Under section 270 of the Act “The winding up of a company may be either— (a) by the Tribunal; or (b) voluntary”. Under section 271 of the act a company may, on a petition under section 272, be wound up by the Tribunal, — (a) if the company is unable to pay its debts; (b) if the company has, by special resolution, resolved that the company be wound up by the Tribunal; and other reasons as mentioned in the act.

Section 304 of the Companies Act, explains the conditions in which a company may be wound up. In case of voluntarily winding up of a company, a general meeting may be held with a resolution being passed to wound up the company. the reason ranges from, the objective of the company being fulfilled or the occurrence of such an event that the company is no longer required. Accordingly, a special resolution passed in general meeting wounds up the company voluntarily. If a company has been set up for a specific purpose or a fixed duration and that is provided for in the Articles of Association of the company, then, when the purpose is achieved or the duration is up, the company may be wound up by passing an ordinary resolution at a meeting.

Conclusion

The Companies Act, 2013, has 470 sections and seven schedules, it is vast and a major piece of legislation that has governed the operation of companies in India for a long time. These are some of the very important sections and key takeaways from the companies Act. The amendment and the ordinance are a big step towards a better legal framework for the corporate sector. 

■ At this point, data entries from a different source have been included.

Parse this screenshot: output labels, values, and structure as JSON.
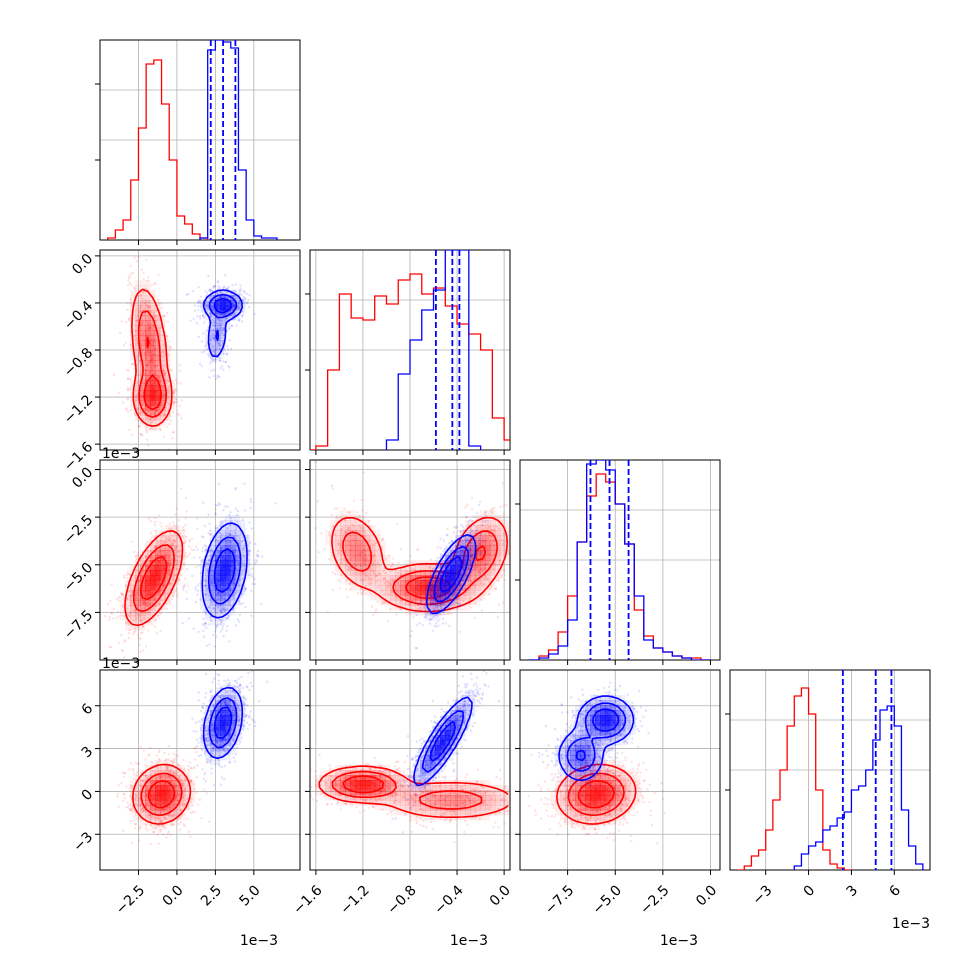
{
  "colors": {
    "series_a": "#ff0000",
    "series_b": "#0000ff",
    "grid": "#b0b0b0"
  },
  "chart_data": {
    "type": "corner",
    "grid": true,
    "parameters": [
      {
        "range": [
          -5.0,
          8.0
        ],
        "ticks": [
          -2.5,
          0.0,
          2.5,
          5.0
        ],
        "tick_labels": [
          "−2.5",
          "0.0",
          "2.5",
          "5.0"
        ],
        "offset_label": "1e−3"
      },
      {
        "range": [
          -1.65,
          0.05
        ],
        "ticks": [
          -1.6,
          -1.2,
          -0.8,
          -0.4,
          0.0
        ],
        "tick_labels": [
          "−1.6",
          "−1.2",
          "−0.8",
          "−0.4",
          "0.0"
        ],
        "offset_label": "1e−3"
      },
      {
        "range": [
          -10.0,
          0.5
        ],
        "ticks": [
          -7.5,
          -5.0,
          -2.5,
          0.0
        ],
        "tick_labels": [
          "−7.5",
          "−5.0",
          "−2.5",
          "0.0"
        ],
        "offset_label": "1e−3"
      },
      {
        "range": [
          -5.5,
          8.5
        ],
        "ticks": [
          -3,
          0,
          3,
          6
        ],
        "tick_labels": [
          "−3",
          "0",
          "3",
          "6"
        ],
        "offset_label": "1e−3"
      }
    ],
    "histograms": [
      {
        "param": 0,
        "series": [
          {
            "name": "",
            "color": "red",
            "edges": [
              -4.5,
              -4.0,
              -3.5,
              -3.0,
              -2.5,
              -2.0,
              -1.5,
              -1.0,
              -0.5,
              0.0,
              0.5,
              1.0,
              1.5,
              2.0
            ],
            "values": [
              0.01,
              0.05,
              0.1,
              0.3,
              0.56,
              0.88,
              0.9,
              0.68,
              0.4,
              0.12,
              0.08,
              0.03,
              0.01
            ]
          },
          {
            "name": "",
            "color": "blue",
            "edges": [
              1.5,
              2.0,
              2.5,
              3.0,
              3.5,
              4.0,
              4.5,
              5.0,
              5.5,
              6.0,
              6.5
            ],
            "values": [
              0.01,
              0.95,
              1.0,
              0.99,
              0.96,
              0.35,
              0.1,
              0.02,
              0.01,
              0.01
            ]
          }
        ],
        "quantiles": [
          2.2,
          3.0,
          3.8
        ]
      },
      {
        "param": 1,
        "series": [
          {
            "name": "",
            "color": "red",
            "edges": [
              -1.7,
              -1.6,
              -1.5,
              -1.4,
              -1.3,
              -1.2,
              -1.1,
              -1.0,
              -0.9,
              -0.8,
              -0.7,
              -0.6,
              -0.5,
              -0.4,
              -0.3,
              -0.2,
              -0.1,
              0.0,
              0.1
            ],
            "values": [
              0.0,
              0.02,
              0.4,
              0.78,
              0.66,
              0.65,
              0.77,
              0.73,
              0.85,
              0.88,
              0.78,
              0.81,
              0.72,
              0.63,
              0.58,
              0.5,
              0.16,
              0.05
            ]
          },
          {
            "name": "",
            "color": "blue",
            "edges": [
              -1.0,
              -0.9,
              -0.8,
              -0.7,
              -0.6,
              -0.5,
              -0.4,
              -0.3,
              -0.2
            ],
            "values": [
              0.05,
              0.38,
              0.55,
              0.7,
              0.8,
              1.0,
              1.0,
              0.02
            ]
          }
        ],
        "quantiles": [
          -0.58,
          -0.44,
          -0.38
        ]
      },
      {
        "param": 2,
        "series": [
          {
            "name": "",
            "color": "red",
            "edges": [
              -9.5,
              -9.0,
              -8.5,
              -8.0,
              -7.5,
              -7.0,
              -6.5,
              -6.0,
              -5.5,
              -5.0,
              -4.5,
              -4.0,
              -3.5,
              -3.0,
              -2.5,
              -2.0,
              -1.5,
              -1.0,
              -0.5,
              0.0
            ],
            "values": [
              0.0,
              0.02,
              0.05,
              0.14,
              0.32,
              0.59,
              0.82,
              0.93,
              0.89,
              0.78,
              0.58,
              0.25,
              0.12,
              0.06,
              0.04,
              0.02,
              0.01,
              0.01,
              0.0
            ]
          },
          {
            "name": "",
            "color": "blue",
            "edges": [
              -9.5,
              -9.0,
              -8.5,
              -8.0,
              -7.5,
              -7.0,
              -6.5,
              -6.0,
              -5.5,
              -5.0,
              -4.5,
              -4.0,
              -3.5,
              -3.0,
              -2.5,
              -2.0,
              -1.5,
              -1.0,
              -0.5,
              0.0
            ],
            "values": [
              0.0,
              0.01,
              0.03,
              0.07,
              0.2,
              0.59,
              0.98,
              1.0,
              0.95,
              0.78,
              0.58,
              0.32,
              0.1,
              0.06,
              0.04,
              0.02,
              0.01,
              0.0,
              0.0
            ]
          }
        ],
        "quantiles": [
          -6.3,
          -5.3,
          -4.3
        ]
      },
      {
        "param": 3,
        "series": [
          {
            "name": "",
            "color": "red",
            "edges": [
              -5.0,
              -4.5,
              -4.0,
              -3.5,
              -3.0,
              -2.5,
              -2.0,
              -1.5,
              -1.0,
              -0.5,
              0.0,
              0.5,
              1.0,
              1.5,
              2.0,
              2.5,
              3.0
            ],
            "values": [
              0.0,
              0.02,
              0.07,
              0.1,
              0.2,
              0.35,
              0.5,
              0.72,
              0.87,
              0.91,
              0.78,
              0.4,
              0.1,
              0.03,
              0.01,
              0.0
            ]
          },
          {
            "name": "",
            "color": "blue",
            "edges": [
              -1.0,
              -0.5,
              0.0,
              0.5,
              1.0,
              1.5,
              2.0,
              2.5,
              3.0,
              3.5,
              4.0,
              4.5,
              5.0,
              5.5,
              6.0,
              6.5,
              7.0,
              7.5,
              8.0
            ],
            "values": [
              0.02,
              0.08,
              0.12,
              0.14,
              0.2,
              0.22,
              0.26,
              0.29,
              0.4,
              0.42,
              0.5,
              0.65,
              0.8,
              0.82,
              0.72,
              0.3,
              0.12,
              0.03
            ]
          }
        ],
        "quantiles": [
          2.4,
          4.7,
          5.8
        ]
      }
    ],
    "pairs": [
      {
        "x": 0,
        "y": 1,
        "series": [
          {
            "name": "",
            "color": "red",
            "components": [
              {
                "mean": [
                  -1.8,
                  -0.75
                ],
                "sd": [
                  0.6,
                  0.25
                ],
                "rho": -0.35,
                "w": 0.6
              },
              {
                "mean": [
                  -1.6,
                  -1.2
                ],
                "sd": [
                  0.6,
                  0.12
                ],
                "rho": 0.0,
                "w": 0.4
              }
            ]
          },
          {
            "name": "",
            "color": "blue",
            "components": [
              {
                "mean": [
                  3.0,
                  -0.42
                ],
                "sd": [
                  0.6,
                  0.06
                ],
                "rho": 0.0,
                "w": 0.7
              },
              {
                "mean": [
                  2.6,
                  -0.68
                ],
                "sd": [
                  0.35,
                  0.12
                ],
                "rho": 0.2,
                "w": 0.3
              }
            ]
          }
        ]
      },
      {
        "x": 0,
        "y": 2,
        "series": [
          {
            "name": "",
            "color": "red",
            "components": [
              {
                "mean": [
                  -1.5,
                  -5.7
                ],
                "sd": [
                  0.9,
                  1.2
                ],
                "rho": 0.6,
                "w": 1.0
              }
            ]
          },
          {
            "name": "",
            "color": "blue",
            "components": [
              {
                "mean": [
                  3.1,
                  -5.3
                ],
                "sd": [
                  0.7,
                  1.2
                ],
                "rho": 0.3,
                "w": 1.0
              }
            ]
          }
        ]
      },
      {
        "x": 0,
        "y": 3,
        "series": [
          {
            "name": "",
            "color": "red",
            "components": [
              {
                "mean": [
                  -1.0,
                  -0.2
                ],
                "sd": [
                  0.9,
                  1.0
                ],
                "rho": 0.1,
                "w": 1.0
              }
            ]
          },
          {
            "name": "",
            "color": "blue",
            "components": [
              {
                "mean": [
                  3.0,
                  4.8
                ],
                "sd": [
                  0.6,
                  1.2
                ],
                "rho": 0.3,
                "w": 1.0
              }
            ]
          }
        ]
      },
      {
        "x": 1,
        "y": 2,
        "series": [
          {
            "name": "",
            "color": "red",
            "components": [
              {
                "mean": [
                  -0.65,
                  -6.2
                ],
                "sd": [
                  0.2,
                  0.6
                ],
                "rho": 0.0,
                "w": 0.45
              },
              {
                "mean": [
                  -1.25,
                  -4.3
                ],
                "sd": [
                  0.12,
                  1.0
                ],
                "rho": -0.3,
                "w": 0.25
              },
              {
                "mean": [
                  -0.2,
                  -4.4
                ],
                "sd": [
                  0.12,
                  1.0
                ],
                "rho": 0.3,
                "w": 0.3
              }
            ]
          },
          {
            "name": "",
            "color": "blue",
            "components": [
              {
                "mean": [
                  -0.45,
                  -5.5
                ],
                "sd": [
                  0.1,
                  1.0
                ],
                "rho": 0.7,
                "w": 1.0
              }
            ]
          }
        ]
      },
      {
        "x": 1,
        "y": 3,
        "series": [
          {
            "name": "",
            "color": "red",
            "components": [
              {
                "mean": [
                  -1.2,
                  0.5
                ],
                "sd": [
                  0.18,
                  0.6
                ],
                "rho": 0.0,
                "w": 0.5
              },
              {
                "mean": [
                  -0.45,
                  -0.6
                ],
                "sd": [
                  0.3,
                  0.7
                ],
                "rho": 0.0,
                "w": 0.5
              }
            ]
          },
          {
            "name": "",
            "color": "blue",
            "components": [
              {
                "mean": [
                  -0.52,
                  3.5
                ],
                "sd": [
                  0.12,
                  1.5
                ],
                "rho": 0.85,
                "w": 1.0
              }
            ]
          }
        ]
      },
      {
        "x": 2,
        "y": 3,
        "series": [
          {
            "name": "",
            "color": "red",
            "components": [
              {
                "mean": [
                  -6.0,
                  -0.2
                ],
                "sd": [
                  1.0,
                  1.0
                ],
                "rho": 0.1,
                "w": 1.0
              }
            ]
          },
          {
            "name": "",
            "color": "blue",
            "components": [
              {
                "mean": [
                  -5.5,
                  5.0
                ],
                "sd": [
                  0.7,
                  0.8
                ],
                "rho": 0.0,
                "w": 0.6
              },
              {
                "mean": [
                  -6.8,
                  2.5
                ],
                "sd": [
                  0.6,
                  0.9
                ],
                "rho": 0.0,
                "w": 0.4
              }
            ]
          }
        ]
      }
    ]
  }
}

These amendments further add to a model of company law that could be without its inefficiencies and uncertainties. The provision which was earlier termed as ineffective or inefficient have now been dealt with in these amendments. Further amendments in company law would bolster India’s corporate structure and help improve corporate governance. The conformity of laws to other laws by other agencies has allowed for interlinked governance and transparency in the corporate structure.

Also read Can a Government Employee be a Director in a Private Company?


[1] Section 3(1), Companies Act, 2013.

[2] Section 3(2), Companies Act, 2013.

[3] Section 5(1), Companies Act, 2013

[4] S.P. Sampath Kumar v. Union of India, (1987) 1 S.C.C. 12.

[5] Chaired by Justice A P Shah, Former Chief Justice, Delhi High Court, Report of the Group of Experts on Privacy, Law Commission of India.